A weight rolled off Clement's heart. For a moment he had feared that the man knew something; but now he began to suspect Grimbal's question to be what in reality it was--casual interrogation, without any shadow of knowledge behind it. Hicks therefore breathed again and trusted that his own emotion had not been very apparent. Then, taking the water, he shot a thin shower into the air, an operation often employed to hasten swarming, and possibly calculated to alarm the bees into apprehension of rain.
"Do wasps ever get into the hives?" asked Mr. Grimbal abruptly.
"Aye, they do; and wax-moths and ants, and even mice. These things eat the honey and riddle and ruin the comb. Then birds eat the bees, and spiders catch them. Honey-bees do nothing but good that I can see, yet Nature 's pleased to fill the world with their enemies. Queen and drone and the poor unsexed workers--all have their troubles; and so has the little world of the hive. Yet during the few weeks of a bee's life he does an amount of work beyond imagination to guess at."
"And still finds time to steal from the hives of his fellows?"
"Why, yes, if the sweets are exposed and can be tasted for nothing. Most of us might turn robbers on the same terms. Now I can take them, and a splendid swarm, too--finest I've seen this year."

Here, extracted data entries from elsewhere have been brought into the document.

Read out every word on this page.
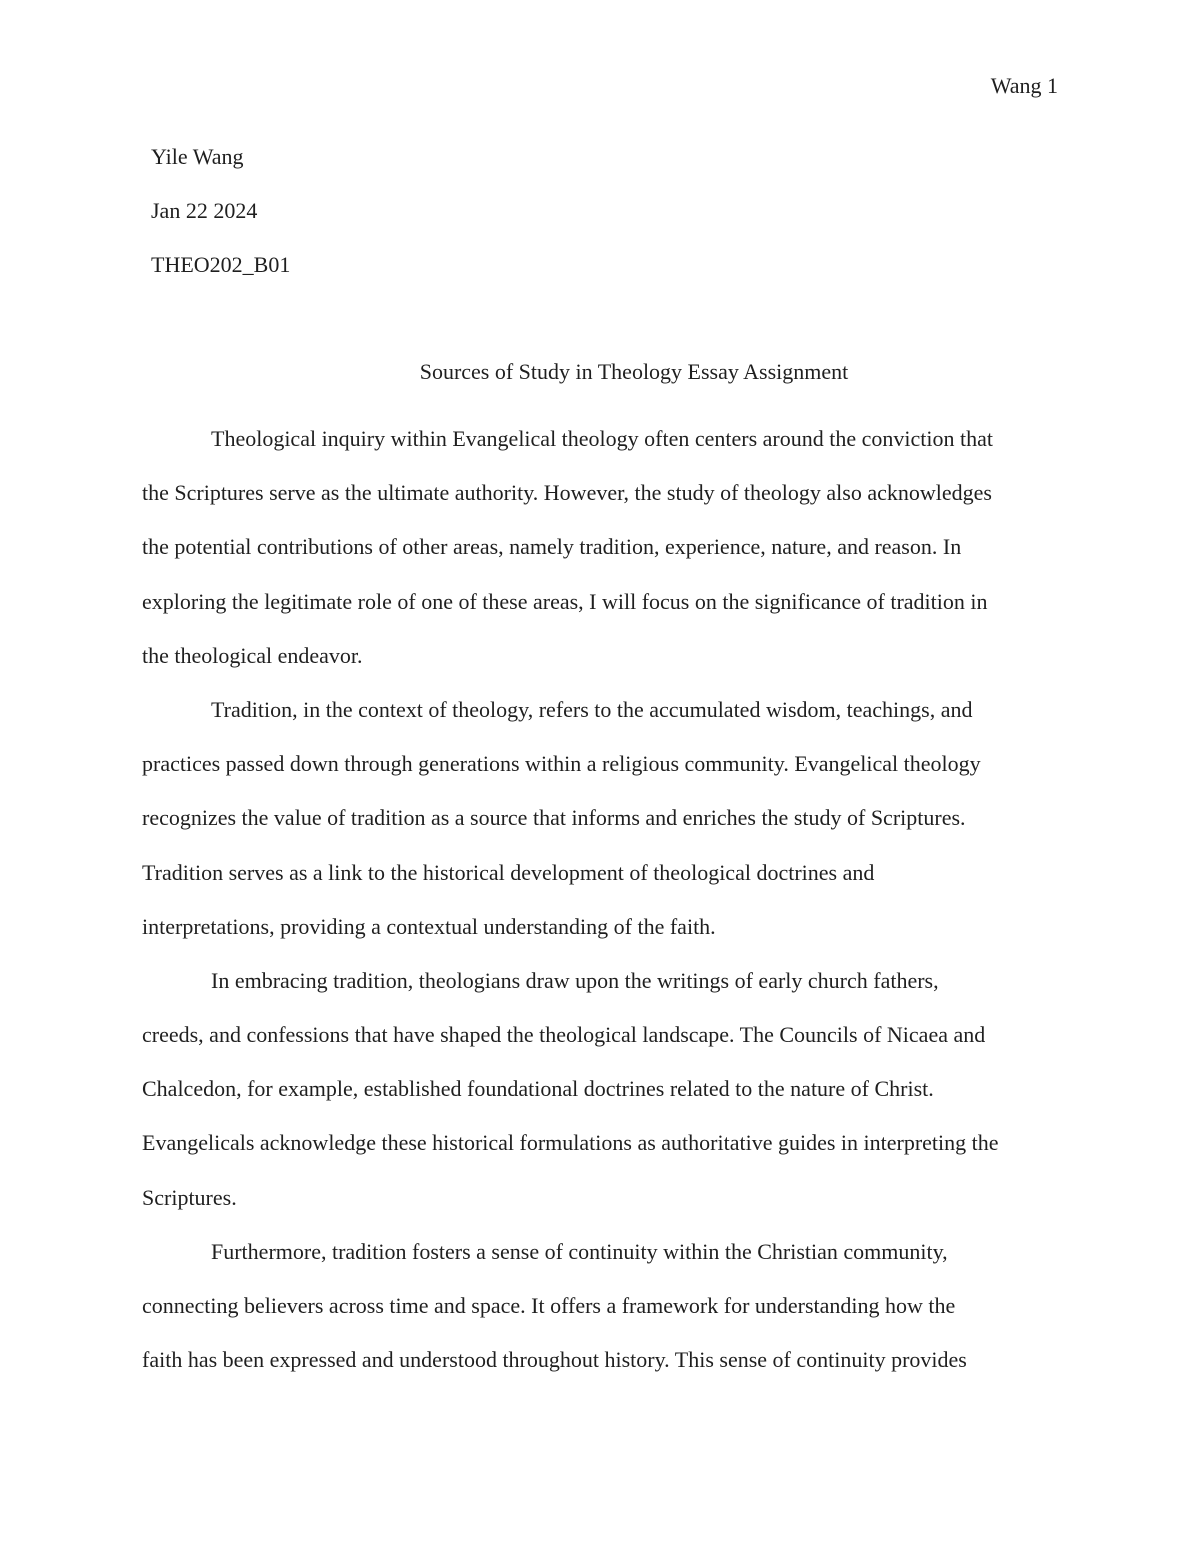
Wang 1
Yile Wang
Jan 22 2024
THEO202_B01
Sources of Study in Theology Essay Assignment
Theological inquiry within Evangelical theology often centers around the conviction that
the Scriptures serve as the ultimate authority. However, the study of theology also acknowledges
the potential contributions of other areas, namely tradition, experience, nature, and reason. In
exploring the legitimate role of one of these areas, I will focus on the significance of tradition in
the theological endeavor.
Tradition, in the context of theology, refers to the accumulated wisdom, teachings, and
practices passed down through generations within a religious community. Evangelical theology
recognizes the value of tradition as a source that informs and enriches the study of Scriptures.
Tradition serves as a link to the historical development of theological doctrines and
interpretations, providing a contextual understanding of the faith.
In embracing tradition, theologians draw upon the writings of early church fathers,
creeds, and confessions that have shaped the theological landscape. The Councils of Nicaea and
Chalcedon, for example, established foundational doctrines related to the nature of Christ.
Evangelicals acknowledge these historical formulations as authoritative guides in interpreting the
Scriptures.
Furthermore, tradition fosters a sense of continuity within the Christian community,
connecting believers across time and space. It offers a framework for understanding how the
faith has been expressed and understood throughout history. This sense of continuity provides
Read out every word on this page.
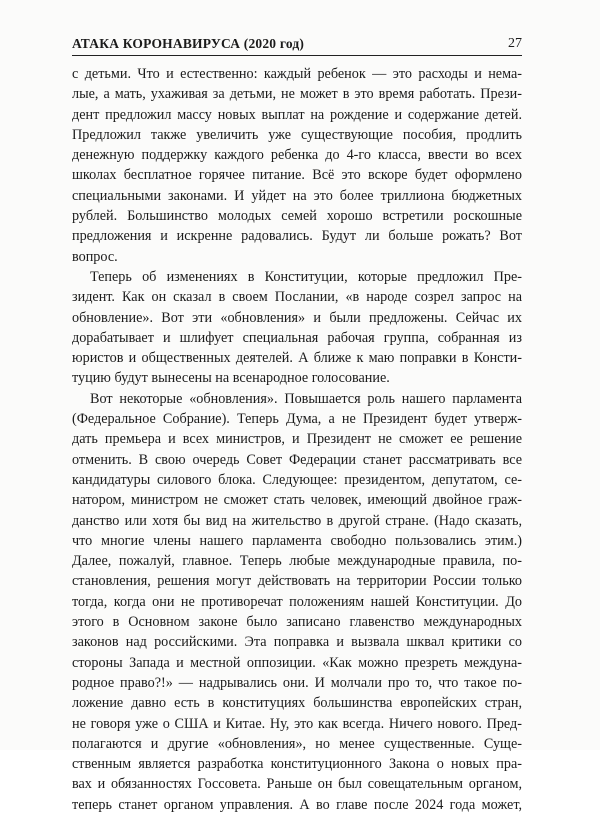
АТАКА КОРОНАВИРУСА (2020 год)	27
с детьми. Что и естественно: каждый ребенок — это расходы и нема-
лые, а мать, ухаживая за детьми, не может в это время работать. Прези-
дент предложил массу новых выплат на рождение и содержание детей.
Предложил также увеличить уже существующие пособия, продлить
денежную поддержку каждого ребенка до 4-го класса, ввести во всех
школах бесплатное горячее питание. Всё это вскоре будет оформлено
специальными законами. И уйдет на это более триллиона бюджетных
рублей. Большинство молодых семей хорошо встретили роскошные
предложения и искренне радовались. Будут ли больше рожать? Вот
вопрос.
Теперь об изменениях в Конституции, которые предложил Пре-
зидент. Как он сказал в своем Послании, «в народе созрел запрос на
обновление». Вот эти «обновления» и были предложены. Сейчас их
дорабатывает и шлифует специальная рабочая группа, собранная из
юристов и общественных деятелей. А ближе к маю поправки в Консти-
туцию будут вынесены на всенародное голосование.
Вот некоторые «обновления». Повышается роль нашего парламента
(Федеральное Собрание). Теперь Дума, а не Президент будет утверж-
дать премьера и всех министров, и Президент не сможет ее решение
отменить. В свою очередь Совет Федерации станет рассматривать все
кандидатуры силового блока. Следующее: президентом, депутатом, се-
натором, министром не сможет стать человек, имеющий двойное граж-
данство или хотя бы вид на жительство в другой стране. (Надо сказать,
что многие члены нашего парламента свободно пользовались этим.)
Далее, пожалуй, главное. Теперь любые международные правила, по-
становления, решения могут действовать на территории России только
тогда, когда они не противоречат положениям нашей Конституции. До
этого в Основном законе было записано главенство международных
законов над российскими. Эта поправка и вызвала шквал критики со
стороны Запада и местной оппозиции. «Как можно презреть междуна-
родное право?!» — надрывались они. И молчали про то, что такое по-
ложение давно есть в конституциях большинства европейских стран,
не говоря уже о США и Китае. Ну, это как всегда. Ничего нового. Пред-
полагаются и другие «обновления», но менее существенные. Суще-
ственным является разработка конституционного Закона о новых пра-
вах и обязанностях Госсовета. Раньше он был совещательным органом,
теперь станет органом управления. А во главе после 2024 года может,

The business of getting the glittering bunch of bees into a hive was then proceeded with, and soon Clement had shaken the mass into a big straw butt, his performance being completely successful. In less than half an hour all was done, and Hicks began to remove his veil and shake a bee or two off the rim of his hat.
John Grimbal rubbed his cheek, where a bee had stung him under the eye, and regarded Hicks thoughtfully.
"If you happen to want work at any time, it might be within my power to find you some here," he said, handing the bee-master five shillings. Clement thanked his employer and declared he would not forget the offer; he then departed, and John Grimbal returned to his farm.